Our network topology is a little weird. We have two backend services involved for the user-user comms. One is reticulum, which is a mesh network of erlang/elixir/phoenix nodes, and is responsible for all non-voice/video traffic between users. when you connect to a room, you are connecting to a load-balanced node on this mesh over websockets, and messages are relayed between all users in that room across the mesh via a pub/sub system called phoenix channels. Meanwhile, for voice and video, you are also connected to a shared SFU node running Janus and our Janus plugin (so all users are connected in a room to the same physical node for voice/video relay.) There is no P2P traffic. Everything operationally is captured in our ops repo.
Our game networking itself is implemented using the networked-aframe library. currently, authorization and authentication is enforced on a very small subset of messages like joining and kicking, but the capability is there for us to do message-level authorization. However all simulation is done on clients -- there is no server-side simulation of any kind (eg physics) -- the servers are basically just a message bus that the clients use that does slight modifications and authorization to messages along the way before being broadcast to all peers. Things like ownership over objects and other incidental concerns to orchestrate the in-game experience among peers is all based upon the client protocol implementation
For persistent state, we're not doing anything fancy. we have a postgresql database behind reticulum and a file store for the two methods of durable storage. Reticulum manages both, and when you update permanent room state, pin objects, etc, you are interfacing with APIs in reticulum to update bits on those two backing stores.
Our networking serialization is..somewhat embarrassingly... JSON. (and somewhat remarkably, when you consider how well it actually works in practice)
All the assets are backed in the file store, and encrypted with single use keys. The files are served out via reticulum which is front-ed by a CDN for caching.
Incidentally we are using EFS on AWS for the filesystem but this approach is nice in that it dosen't couple the service with any AWS services. Currently we have only one relatively tight AWS-coupling -- the new screenshot service is a lambda which is used to generate a thumbnail when you paste an arbitrary web URL into hubs. Also, all of our ops Terraform scripts are AWS-based, but the code itself does not (for example) require any AWS services to run, nor does it even have a place to hand it AWS credentials.

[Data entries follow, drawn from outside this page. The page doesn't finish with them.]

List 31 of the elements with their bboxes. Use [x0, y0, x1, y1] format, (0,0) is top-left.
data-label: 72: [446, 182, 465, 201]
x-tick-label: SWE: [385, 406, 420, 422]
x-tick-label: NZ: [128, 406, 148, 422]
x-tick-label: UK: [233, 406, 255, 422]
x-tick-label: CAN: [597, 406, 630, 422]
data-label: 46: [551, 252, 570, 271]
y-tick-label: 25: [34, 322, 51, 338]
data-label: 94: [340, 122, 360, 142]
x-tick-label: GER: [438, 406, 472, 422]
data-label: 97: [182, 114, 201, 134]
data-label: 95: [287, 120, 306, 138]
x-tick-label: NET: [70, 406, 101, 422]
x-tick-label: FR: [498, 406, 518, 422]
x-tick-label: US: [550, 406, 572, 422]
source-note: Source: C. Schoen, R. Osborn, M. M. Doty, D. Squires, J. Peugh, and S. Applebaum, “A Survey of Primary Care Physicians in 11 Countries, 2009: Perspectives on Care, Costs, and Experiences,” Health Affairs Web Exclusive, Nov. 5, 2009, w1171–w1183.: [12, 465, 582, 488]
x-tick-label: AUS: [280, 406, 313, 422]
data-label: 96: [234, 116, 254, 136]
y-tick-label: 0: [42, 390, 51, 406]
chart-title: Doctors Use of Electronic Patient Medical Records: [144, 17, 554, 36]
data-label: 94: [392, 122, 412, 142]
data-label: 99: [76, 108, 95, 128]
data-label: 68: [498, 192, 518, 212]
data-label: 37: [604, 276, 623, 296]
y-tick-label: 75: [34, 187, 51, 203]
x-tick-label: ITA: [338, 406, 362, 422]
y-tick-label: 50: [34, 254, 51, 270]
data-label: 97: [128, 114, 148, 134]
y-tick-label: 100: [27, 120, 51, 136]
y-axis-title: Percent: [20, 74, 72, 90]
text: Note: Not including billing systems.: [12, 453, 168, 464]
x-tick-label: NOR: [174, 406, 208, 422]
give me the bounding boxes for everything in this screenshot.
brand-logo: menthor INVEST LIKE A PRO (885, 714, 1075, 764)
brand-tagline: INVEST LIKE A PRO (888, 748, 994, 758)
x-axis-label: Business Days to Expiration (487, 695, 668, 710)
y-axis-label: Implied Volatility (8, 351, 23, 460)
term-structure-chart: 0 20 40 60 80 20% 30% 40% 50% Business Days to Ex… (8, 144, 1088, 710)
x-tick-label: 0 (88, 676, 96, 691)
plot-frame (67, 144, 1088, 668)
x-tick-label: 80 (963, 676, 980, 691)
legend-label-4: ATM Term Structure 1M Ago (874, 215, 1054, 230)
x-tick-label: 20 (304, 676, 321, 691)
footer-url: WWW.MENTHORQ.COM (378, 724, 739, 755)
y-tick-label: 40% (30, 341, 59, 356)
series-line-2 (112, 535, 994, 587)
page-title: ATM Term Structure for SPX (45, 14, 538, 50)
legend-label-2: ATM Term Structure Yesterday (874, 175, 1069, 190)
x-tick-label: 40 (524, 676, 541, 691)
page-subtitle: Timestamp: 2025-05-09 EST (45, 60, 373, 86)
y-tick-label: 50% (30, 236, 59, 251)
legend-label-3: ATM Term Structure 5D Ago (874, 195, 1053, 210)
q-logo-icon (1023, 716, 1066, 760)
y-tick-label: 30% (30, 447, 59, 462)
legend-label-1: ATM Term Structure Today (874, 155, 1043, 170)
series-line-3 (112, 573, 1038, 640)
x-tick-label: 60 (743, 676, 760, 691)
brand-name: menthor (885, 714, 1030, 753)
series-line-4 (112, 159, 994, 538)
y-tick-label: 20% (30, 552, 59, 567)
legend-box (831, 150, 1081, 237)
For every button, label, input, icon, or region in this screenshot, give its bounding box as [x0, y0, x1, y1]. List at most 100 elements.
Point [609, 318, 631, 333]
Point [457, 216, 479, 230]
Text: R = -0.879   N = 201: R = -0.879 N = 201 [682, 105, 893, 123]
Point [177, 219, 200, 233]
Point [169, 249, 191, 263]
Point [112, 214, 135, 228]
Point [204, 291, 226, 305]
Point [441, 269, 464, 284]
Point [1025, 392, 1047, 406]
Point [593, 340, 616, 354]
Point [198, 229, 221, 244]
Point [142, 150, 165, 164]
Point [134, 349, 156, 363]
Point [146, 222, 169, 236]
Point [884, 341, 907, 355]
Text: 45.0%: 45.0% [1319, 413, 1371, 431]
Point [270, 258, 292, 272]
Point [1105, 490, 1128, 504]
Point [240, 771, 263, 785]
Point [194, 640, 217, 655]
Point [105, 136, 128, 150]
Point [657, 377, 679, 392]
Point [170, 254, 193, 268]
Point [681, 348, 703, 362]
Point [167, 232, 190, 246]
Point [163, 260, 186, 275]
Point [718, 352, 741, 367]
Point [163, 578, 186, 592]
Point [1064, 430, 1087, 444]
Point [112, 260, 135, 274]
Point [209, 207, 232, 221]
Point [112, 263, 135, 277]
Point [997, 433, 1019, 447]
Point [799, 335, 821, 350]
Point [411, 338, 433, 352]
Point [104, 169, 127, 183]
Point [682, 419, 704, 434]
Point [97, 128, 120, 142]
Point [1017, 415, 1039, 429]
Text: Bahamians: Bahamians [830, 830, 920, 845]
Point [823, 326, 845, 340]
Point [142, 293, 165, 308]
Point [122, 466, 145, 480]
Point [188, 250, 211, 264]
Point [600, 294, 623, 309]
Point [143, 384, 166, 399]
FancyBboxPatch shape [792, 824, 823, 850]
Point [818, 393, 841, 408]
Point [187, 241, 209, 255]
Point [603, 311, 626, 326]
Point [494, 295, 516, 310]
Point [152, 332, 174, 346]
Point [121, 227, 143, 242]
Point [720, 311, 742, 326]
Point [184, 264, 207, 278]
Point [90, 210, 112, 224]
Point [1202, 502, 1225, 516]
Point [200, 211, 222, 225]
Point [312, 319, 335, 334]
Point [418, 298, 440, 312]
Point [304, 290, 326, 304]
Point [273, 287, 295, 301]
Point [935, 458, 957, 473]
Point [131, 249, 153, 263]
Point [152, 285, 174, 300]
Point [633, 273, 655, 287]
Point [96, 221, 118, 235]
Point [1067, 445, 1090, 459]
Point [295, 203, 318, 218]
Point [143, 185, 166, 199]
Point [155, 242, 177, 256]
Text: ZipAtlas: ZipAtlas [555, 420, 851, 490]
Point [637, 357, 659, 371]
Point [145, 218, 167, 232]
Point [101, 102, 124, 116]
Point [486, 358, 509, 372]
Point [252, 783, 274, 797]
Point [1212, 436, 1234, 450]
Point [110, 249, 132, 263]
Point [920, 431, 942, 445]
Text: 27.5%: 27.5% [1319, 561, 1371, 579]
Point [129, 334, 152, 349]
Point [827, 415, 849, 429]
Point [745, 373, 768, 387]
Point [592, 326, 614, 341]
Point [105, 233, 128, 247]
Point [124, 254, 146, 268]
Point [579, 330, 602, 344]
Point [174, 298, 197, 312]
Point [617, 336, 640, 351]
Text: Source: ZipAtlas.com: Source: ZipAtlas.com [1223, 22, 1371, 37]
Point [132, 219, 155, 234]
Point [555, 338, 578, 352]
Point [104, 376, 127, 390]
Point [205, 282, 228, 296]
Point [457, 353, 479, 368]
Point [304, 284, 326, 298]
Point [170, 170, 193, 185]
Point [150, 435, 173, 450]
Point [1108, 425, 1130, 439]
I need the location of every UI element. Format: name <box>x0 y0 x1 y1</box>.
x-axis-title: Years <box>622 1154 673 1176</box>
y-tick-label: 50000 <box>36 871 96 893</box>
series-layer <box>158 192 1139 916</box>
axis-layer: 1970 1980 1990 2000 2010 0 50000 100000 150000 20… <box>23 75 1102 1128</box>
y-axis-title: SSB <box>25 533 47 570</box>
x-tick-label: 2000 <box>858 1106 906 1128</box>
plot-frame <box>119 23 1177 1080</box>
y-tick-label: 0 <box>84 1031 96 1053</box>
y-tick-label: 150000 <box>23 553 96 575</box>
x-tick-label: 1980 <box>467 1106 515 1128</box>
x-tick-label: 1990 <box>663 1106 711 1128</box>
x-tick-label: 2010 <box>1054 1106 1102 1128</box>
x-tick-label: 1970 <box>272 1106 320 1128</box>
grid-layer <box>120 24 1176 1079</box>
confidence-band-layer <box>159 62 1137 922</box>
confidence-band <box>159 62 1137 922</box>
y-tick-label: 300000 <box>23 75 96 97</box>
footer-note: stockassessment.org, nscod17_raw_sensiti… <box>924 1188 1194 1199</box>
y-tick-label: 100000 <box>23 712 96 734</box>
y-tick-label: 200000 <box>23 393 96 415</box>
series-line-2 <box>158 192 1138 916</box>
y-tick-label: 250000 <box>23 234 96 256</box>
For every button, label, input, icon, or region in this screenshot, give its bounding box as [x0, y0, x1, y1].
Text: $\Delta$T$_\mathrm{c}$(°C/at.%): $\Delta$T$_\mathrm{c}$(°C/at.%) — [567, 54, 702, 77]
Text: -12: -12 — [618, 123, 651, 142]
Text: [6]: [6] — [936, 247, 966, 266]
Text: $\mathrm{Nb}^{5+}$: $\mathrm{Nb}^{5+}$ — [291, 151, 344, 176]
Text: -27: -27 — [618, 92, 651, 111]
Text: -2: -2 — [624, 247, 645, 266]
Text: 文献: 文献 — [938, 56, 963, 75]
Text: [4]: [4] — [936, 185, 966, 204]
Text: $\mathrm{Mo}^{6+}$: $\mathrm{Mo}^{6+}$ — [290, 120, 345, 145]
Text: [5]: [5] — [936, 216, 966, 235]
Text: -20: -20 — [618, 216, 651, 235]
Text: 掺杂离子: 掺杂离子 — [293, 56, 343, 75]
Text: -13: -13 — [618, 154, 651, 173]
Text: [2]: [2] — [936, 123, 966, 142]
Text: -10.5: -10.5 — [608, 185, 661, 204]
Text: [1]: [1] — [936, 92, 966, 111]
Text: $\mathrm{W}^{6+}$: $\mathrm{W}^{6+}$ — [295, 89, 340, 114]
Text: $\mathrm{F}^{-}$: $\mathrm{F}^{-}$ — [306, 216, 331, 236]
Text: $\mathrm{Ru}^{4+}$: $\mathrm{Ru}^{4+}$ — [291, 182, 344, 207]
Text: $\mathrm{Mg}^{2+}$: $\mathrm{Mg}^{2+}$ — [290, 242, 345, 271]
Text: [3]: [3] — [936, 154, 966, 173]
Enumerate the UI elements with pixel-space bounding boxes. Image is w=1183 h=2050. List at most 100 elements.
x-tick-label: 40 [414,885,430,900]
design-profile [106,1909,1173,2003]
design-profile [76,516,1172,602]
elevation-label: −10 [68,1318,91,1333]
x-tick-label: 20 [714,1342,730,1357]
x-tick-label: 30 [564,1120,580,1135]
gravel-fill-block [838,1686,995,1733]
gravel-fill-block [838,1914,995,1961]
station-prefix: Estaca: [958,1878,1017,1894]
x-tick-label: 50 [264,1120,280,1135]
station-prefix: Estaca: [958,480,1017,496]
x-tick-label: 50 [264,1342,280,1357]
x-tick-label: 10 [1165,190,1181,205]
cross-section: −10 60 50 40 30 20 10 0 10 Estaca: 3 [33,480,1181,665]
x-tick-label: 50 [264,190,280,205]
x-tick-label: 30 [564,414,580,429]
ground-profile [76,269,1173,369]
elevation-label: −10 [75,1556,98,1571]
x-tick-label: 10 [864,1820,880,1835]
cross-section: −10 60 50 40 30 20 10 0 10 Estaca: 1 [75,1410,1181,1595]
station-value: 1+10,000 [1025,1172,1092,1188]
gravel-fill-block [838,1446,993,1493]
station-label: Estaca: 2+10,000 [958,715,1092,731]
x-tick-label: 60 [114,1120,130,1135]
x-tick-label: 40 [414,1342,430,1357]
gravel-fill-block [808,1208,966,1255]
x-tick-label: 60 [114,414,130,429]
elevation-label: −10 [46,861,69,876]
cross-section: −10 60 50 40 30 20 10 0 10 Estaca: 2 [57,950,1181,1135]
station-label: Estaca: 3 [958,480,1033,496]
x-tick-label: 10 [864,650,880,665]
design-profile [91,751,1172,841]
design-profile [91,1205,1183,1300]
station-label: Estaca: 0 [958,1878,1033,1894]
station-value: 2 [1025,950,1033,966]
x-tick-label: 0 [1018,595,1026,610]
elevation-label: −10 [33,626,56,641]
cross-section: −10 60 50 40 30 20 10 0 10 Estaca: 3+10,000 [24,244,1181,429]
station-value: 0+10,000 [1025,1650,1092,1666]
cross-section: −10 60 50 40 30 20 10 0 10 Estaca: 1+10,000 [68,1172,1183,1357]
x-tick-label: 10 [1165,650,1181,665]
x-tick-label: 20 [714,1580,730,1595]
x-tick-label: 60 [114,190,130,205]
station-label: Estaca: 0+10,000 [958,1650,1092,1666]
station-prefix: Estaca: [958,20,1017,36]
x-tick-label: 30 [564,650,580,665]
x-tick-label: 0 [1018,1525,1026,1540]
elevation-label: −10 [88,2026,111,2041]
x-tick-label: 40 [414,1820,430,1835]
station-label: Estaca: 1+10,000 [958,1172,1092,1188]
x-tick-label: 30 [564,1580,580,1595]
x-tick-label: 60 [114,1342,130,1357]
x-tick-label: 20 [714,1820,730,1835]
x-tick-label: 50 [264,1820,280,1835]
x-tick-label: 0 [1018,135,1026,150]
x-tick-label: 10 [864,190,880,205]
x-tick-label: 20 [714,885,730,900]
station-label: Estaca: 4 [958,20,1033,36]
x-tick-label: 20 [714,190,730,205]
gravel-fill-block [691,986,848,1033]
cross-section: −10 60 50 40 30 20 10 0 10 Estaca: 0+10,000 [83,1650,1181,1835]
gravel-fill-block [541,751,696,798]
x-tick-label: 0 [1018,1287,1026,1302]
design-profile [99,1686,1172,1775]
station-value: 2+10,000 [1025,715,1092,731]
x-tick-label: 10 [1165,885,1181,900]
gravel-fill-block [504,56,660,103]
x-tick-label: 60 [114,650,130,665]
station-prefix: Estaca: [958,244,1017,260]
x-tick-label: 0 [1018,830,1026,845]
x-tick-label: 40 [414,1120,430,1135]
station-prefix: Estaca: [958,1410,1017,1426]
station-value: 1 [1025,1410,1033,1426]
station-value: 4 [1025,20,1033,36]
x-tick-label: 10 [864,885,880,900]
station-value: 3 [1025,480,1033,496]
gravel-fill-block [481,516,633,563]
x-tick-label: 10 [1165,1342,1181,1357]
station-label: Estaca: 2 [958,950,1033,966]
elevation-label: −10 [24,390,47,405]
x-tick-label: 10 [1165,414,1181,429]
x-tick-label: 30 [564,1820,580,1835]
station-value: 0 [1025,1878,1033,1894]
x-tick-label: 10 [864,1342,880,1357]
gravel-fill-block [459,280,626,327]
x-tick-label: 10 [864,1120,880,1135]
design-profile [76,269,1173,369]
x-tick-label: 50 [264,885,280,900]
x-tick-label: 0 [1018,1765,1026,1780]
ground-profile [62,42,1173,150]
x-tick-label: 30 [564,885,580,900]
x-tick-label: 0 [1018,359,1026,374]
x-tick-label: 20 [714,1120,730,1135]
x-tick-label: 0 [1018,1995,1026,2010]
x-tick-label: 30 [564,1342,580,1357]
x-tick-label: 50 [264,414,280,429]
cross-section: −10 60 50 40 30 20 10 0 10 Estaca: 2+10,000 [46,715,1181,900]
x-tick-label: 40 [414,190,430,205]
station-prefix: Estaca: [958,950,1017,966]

We are running a "real" physics simulation on every client, and the main difference between clients is which clients at any point are responsible for simulating a given object, vs receiving messages about that object. We have a basic 'ownership transfer' algorithm that is guaranteed to converge on an owner (mod any bugs :)) There can be slight periods where there is a conflict but eventually the owner should converge and hence the game state should converge across all clients for a given object. However our networking implementation is not designed for use cases like your typical FPS or highly sensitive game mechanics -- i wouldn't be surprised if someone could get a basic "game" like that working with hubs, but you sure wouldn't want it to be a competitive one :smiley: For example our clients are not adversarial and are (generally speaking) trusted among one another -- a sane assumption for our use case where you are already mutually sharing the room link with trusted peers (and the failure mode of a hacked client trying to perform abuse, you have other mitigation like kicking etc) whereas for typical games a hacked client is often disguised to look like other peers except have some subtle advantage over others, etc. we don't design any mitigations for that kind of thing since there's no concept of "game advantage" in hubs etc.